Mordechai Sheiner (מרדכי שיינר; Мордеха́й Шейнер) is an Israeli Orthodox rabbi associated with the Chabad Hasidic movement. Sheiner served as Chief Rabbi of Jewish Autonomous Oblast from 2002 to 2011.

==Background==

Mordechai Sheiner came to the Jewish Autonomous Oblast in 2002. He arrived in Birobidzhan as a 30-year-old rabbi from Israel. He had never been to Birobidzhan before, but spoke Russian thanks to two years he spent in Ukraine, working at another synagogue. He was also the leader of the Birobidzhan Synagogue and led the local Jewish community with Lev Toitman, until Toitman's death in 2007.

==On Judaism in the JAO==
Concerning the status of Judaism in the Jewish Autonomous Oblast, Sheiner has stated, "Jewish life is reviving, both in quantity and quality." In 2006, Rabbi Scheiner visited the villages of Bira (Jewish Autonomous Oblast), Naifeld, Londoko, Birakan and Birofeld with the Jewish Community of Birobidzhan. Together they inspected local cemeteries and gathered information about the Jews buried there in the years prior to World War II . The names of these individuals are listed in the Memory Book in the Birobidzhan Synagogue. The dates of birth and death are written down according to the Hebrew calendar as well as the modern calendar. As of 2007, some of the original Jewish settlers were still present in these villages.

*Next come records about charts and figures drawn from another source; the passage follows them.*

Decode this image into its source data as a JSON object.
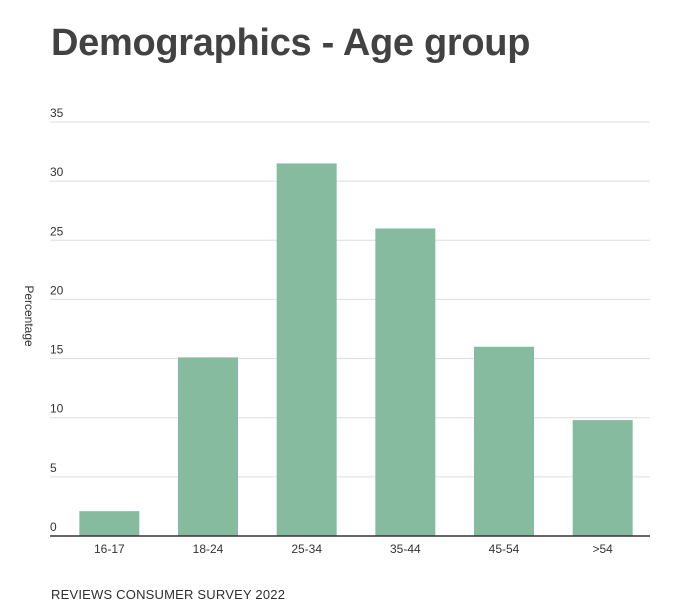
{
  "title": "Demographics - Age group",
  "footer": "REVIEWS CONSUMER SURVEY 2022",
  "chart_data": {
    "type": "bar",
    "title": "Demographics - Age group",
    "xlabel": "",
    "ylabel": "Percentage",
    "categories": [
      "16-17",
      "18-24",
      "25-34",
      "35-44",
      "45-54",
      ">54"
    ],
    "values": [
      2.1,
      15.1,
      31.5,
      26.0,
      16.0,
      9.8
    ],
    "ylim": [
      0,
      35
    ],
    "yticks": [
      0,
      5,
      10,
      15,
      20,
      25,
      30,
      35
    ],
    "grid": true,
    "bar_color": "#86bba0",
    "gridline_color": "#dddddd",
    "axis_color": "#333333"
  }
}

==Yiddish and Jewish education in JAO==
Sheiner has also noted that the Birobidzhaner Shtern still publishes twice weekly, but now mostly in Russian with just two pages a week in Yiddish. In recent years, the Jewish Autonomous Oblast has grown interested in its Jewish roots. Students study Hebrew and Yiddish at a Jewish school and Birobidzhan Jewish National University. In 1989, the Jewish center founded its Sunday school, where children study Yiddish, learn folk Jewish dance, and learn about the history of Israel. The Israeli government helps fund the program.

Sheiner has commented the progress at School No. 2, Birobidjan's Jewish public school with 670 students, 30 percent of whom are Jewish. Pupils learn about Jewish history, and the Hebrew and Yiddish languages. The Birobidzhan Jewish National University works in cooperation with the local Jewish Community of Birobidzhan. The university is unique in the Russian Far East. The basis of the training course is study of the Hebrew language, history and classic Jewish texts.

Rabbi Scheiner also hosted the television show Yiddishkeit, which began in 2005.